Anglo-Irish mathematician and astronomer (1850–1917)

Arthur Matthew Weld Downing (13 April 1850 – 8 December 1917) was an Anglo-Irish mathematician and astronomer. Downing's major contribution to astronomy is in the calculation of the positions and movements of astronomical bodies, as well as being a founder of the British Astronomical Association.

==Early life and education==
Downing was born in County Carlow on 13 April 1850, the younger son of Arthur Matthew Downing and Mary Weld. He attended Nutgrove School, near Rathfarnham, Dublin under the tuition Philip Jones. He then went on to study in Trinity College Dublin, from 1866, receiving a scholarship in science graduating with a BA in 1871 with a gold medal in mathematics. Downing went on to receive a Masters in 1881, and an honorary Doctor of Science in 1893.

==Career==
He became an assistant at the Royal Greenwich Observatory on 17 January 1873. He was first in charge of the manuscripts and library, followed by the time department, and then the circle computations. One of his areas of study was that of the altazimuth or horizontal coordinate system, as well as bring one of the four observers of the transit circle and altazimuth. In 1875, Downing was elected as a fellow of the Royal Astronomical Society, contributing 75 papers dealing primarily with correcting errors in the star catalogues and the computation of the motions of astronomical bodies. In one paper, he worked with George Johnstone Stoney on the perturbations of the Leonid meteors, predicting and explaining the sparseness of the 1899 shower.

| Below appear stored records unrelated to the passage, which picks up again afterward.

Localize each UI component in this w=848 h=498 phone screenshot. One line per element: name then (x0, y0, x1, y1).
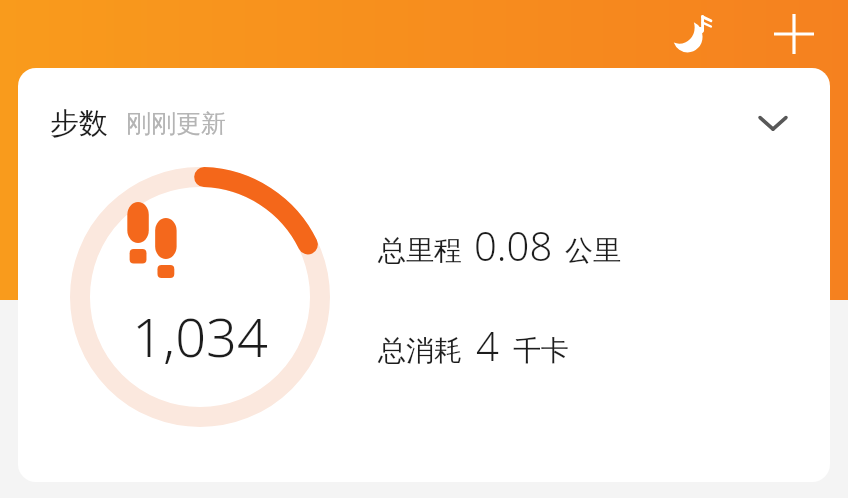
staticText: 总里程 (378, 233, 462, 268)
staticText: 千卡 (513, 333, 569, 368)
staticText: 4 (476, 318, 499, 372)
staticText: 0.08 (474, 218, 553, 272)
button[interactable]: 步数 (18, 68, 830, 482)
staticText: 总消耗 (378, 333, 462, 368)
button[interactable]: Sleep music (660, 2, 724, 66)
button[interactable]: Collapse (742, 92, 804, 154)
staticText: 1,034 (132, 299, 268, 373)
staticText: 公里 (565, 233, 621, 268)
staticText: 刚刚更新 (126, 108, 226, 139)
button[interactable]: Add (762, 2, 826, 66)
staticText: 步数 (50, 105, 108, 142)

He became superintendent of HM Nautical Almanac Office from 1891 until his retirement in 1910. He was elected a Fellow of the Royal Society in June 1896. He collaborated with his American counterpart Simon Newcomb in establishing an international standard for astronomical constants.

Downing was one of the founders of the British Astronomical Association, and was an ardent supporter during its early years. Through this work he gave significant support to amateur astronomy, serving as vice president (1890–1891) and later president (1892–1894) of the Association. He served as secretary (1889–1892) and vice president (1893–1895) of the Royal Astronomical Society.

Downing was married to Ellen Jane Downing, with whom he had one daughter. Downing died suddenly from heart disease on 8 December 1917, in his home at 30 New Oxford Street, Bloomsbury. He was cremated at Golders Green Crematorium on 13 December 1917.